Deep-sea mining companies are aiming to mine the cobalt, nickel, copper, lithium and manganese contained in the nodules for use in solar panels, electric car batteries and other green technology. Some companies have taken issue with Sweetman’s research.

Critics say deep-sea mining could irrevocably damage the pristine underwater environment and that it could disrupt the way carbon is stored in the ocean, contributing to the climate crisis.

The Metals Co. said it had submitted a rebuttal to Nature Geoscience, the journal that published the original research. The submission was undergoing peer review but has not been published yet, the company said.

Sweetman said he was aware of the critical reaction and would respond “through peer-reviewed channels.”

“We are completely convinced that this is an actual process going on at the seafloor,” he said.

Sweetman also said it was prudent to hold off exploiting resources on the seabed until the ecosystem was better understood.

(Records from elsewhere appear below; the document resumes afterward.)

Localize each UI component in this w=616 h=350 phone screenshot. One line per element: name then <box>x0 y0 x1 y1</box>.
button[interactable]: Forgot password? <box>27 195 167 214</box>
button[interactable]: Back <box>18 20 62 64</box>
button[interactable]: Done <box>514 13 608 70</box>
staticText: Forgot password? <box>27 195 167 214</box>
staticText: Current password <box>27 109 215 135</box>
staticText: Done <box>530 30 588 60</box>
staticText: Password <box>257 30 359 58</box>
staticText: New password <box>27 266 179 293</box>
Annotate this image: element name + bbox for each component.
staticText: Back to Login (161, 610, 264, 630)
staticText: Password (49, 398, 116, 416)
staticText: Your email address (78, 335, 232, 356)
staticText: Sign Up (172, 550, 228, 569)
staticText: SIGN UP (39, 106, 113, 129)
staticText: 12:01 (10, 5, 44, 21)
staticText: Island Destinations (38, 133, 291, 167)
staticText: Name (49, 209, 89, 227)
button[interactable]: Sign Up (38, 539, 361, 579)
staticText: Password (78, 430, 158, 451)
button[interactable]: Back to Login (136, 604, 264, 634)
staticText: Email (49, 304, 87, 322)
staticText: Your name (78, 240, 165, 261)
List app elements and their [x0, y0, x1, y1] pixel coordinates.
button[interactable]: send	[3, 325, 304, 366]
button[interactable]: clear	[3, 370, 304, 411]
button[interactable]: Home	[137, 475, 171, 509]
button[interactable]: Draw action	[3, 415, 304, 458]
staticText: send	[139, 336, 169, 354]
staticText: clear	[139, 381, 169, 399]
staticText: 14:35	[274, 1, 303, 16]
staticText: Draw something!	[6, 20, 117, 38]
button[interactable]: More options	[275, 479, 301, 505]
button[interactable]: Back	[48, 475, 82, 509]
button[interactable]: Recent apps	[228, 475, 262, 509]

Amy Gartman, a research oceanographer and global marine minerals project chief at the US Geological Survey’s Pacific Coastal and Marine Science Center in Santa Cruz, California, said the USGS has not observed any electrical phenomena in ferromanganese nodules examined so far. She was not involved in either Sweetman’s or Ruff’s research.

“Researchers are currently trying to replicate the phenomena reported by Sweetman and others,” she said. “Scientific research is a process and it may be some time before a conclusive answer is reached.”